(Please refer to the previous post to read the poem.)
First of all, I have changed my screen name. You may have noticed. I decided to use my first, rather than my middle name. It's going to stay that way, so don't be concerned that I'm flaking out :-)
"The real writer is one / who really writes." That's what Piercy's poem asserts. If this is true, then I am a real writer today. I have completed over 2500 words of my novel for NaNoWriMo, on my way to finishing 50,000 words by November 30. Now I only have to do that twenty more times. Well, that makes it sound kinda hard.
Anyway, I wonder about this line in the poem. I believe, as Julia Cameron states in her book _The Right to Write_, that everyone, indeed, does have the right to write. If you write you are a writer. But--what about expecations of professionalism? Do we need to make a distinction between writing as a hobby, writing as a profession, and writing as an aspiring professional? How much does earning a publishing credit or paycheck add to one's credibilty as a writer?

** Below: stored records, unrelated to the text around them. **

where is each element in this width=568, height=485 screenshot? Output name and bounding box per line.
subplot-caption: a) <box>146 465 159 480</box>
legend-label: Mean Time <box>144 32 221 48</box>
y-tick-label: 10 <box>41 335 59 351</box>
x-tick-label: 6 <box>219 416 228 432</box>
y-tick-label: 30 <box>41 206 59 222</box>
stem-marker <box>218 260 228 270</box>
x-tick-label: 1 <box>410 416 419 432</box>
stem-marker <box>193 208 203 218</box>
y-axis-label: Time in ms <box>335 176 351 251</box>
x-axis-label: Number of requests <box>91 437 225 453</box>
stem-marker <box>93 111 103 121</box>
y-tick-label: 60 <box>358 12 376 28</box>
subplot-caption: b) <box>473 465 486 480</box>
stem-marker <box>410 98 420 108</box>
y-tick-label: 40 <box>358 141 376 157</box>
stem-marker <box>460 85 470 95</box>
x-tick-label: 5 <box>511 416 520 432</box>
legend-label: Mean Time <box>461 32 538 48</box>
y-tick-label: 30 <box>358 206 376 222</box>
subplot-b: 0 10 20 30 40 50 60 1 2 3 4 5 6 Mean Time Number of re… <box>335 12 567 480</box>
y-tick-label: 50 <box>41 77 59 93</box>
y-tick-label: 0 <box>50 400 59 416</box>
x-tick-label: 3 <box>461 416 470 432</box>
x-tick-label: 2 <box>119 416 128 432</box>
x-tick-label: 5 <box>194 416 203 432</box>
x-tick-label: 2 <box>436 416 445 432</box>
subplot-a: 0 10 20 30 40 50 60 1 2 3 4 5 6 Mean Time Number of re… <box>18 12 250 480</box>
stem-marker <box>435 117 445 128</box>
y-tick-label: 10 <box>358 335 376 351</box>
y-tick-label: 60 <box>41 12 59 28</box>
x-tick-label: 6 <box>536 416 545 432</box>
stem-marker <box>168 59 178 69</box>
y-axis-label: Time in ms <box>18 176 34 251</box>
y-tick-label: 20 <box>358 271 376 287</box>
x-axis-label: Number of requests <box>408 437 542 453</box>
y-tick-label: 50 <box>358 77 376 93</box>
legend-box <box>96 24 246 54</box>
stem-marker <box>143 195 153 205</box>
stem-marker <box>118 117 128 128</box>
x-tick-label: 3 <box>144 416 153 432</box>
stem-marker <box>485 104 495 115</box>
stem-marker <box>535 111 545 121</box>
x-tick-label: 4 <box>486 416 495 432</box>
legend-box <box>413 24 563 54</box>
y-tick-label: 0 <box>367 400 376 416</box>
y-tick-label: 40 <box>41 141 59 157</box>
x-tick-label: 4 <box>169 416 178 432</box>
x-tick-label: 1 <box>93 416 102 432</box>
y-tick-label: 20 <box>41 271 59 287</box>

I think these things matter most to people we don't know--or who don't know us. My father was sorely disappointed when I studied music in college--voice and piano. He couldn't believe I didn't want to follow in his engineering footsteps, and he frequently referred to my classes as "bunny courses." I knew he wouldn't last a week in music theory, but whatever.
I was not a musician in his eyes. I had been training in classical piano since I was eight, and voice since I was ten. But, to him, I was not a musician. I had no "professional"credits. Only when I started to accompany and sing at weddings did that shift a little. A little.
My husband says I am a writer. So far, I have published only one short story, won an honorable mention in a small contest, and I recently sent off five poems to a poetry contest. Am I a writer? He thinks so. Because he has been watching me write for years. He knows its priority in my life. (He thinks I'm a musician, too.)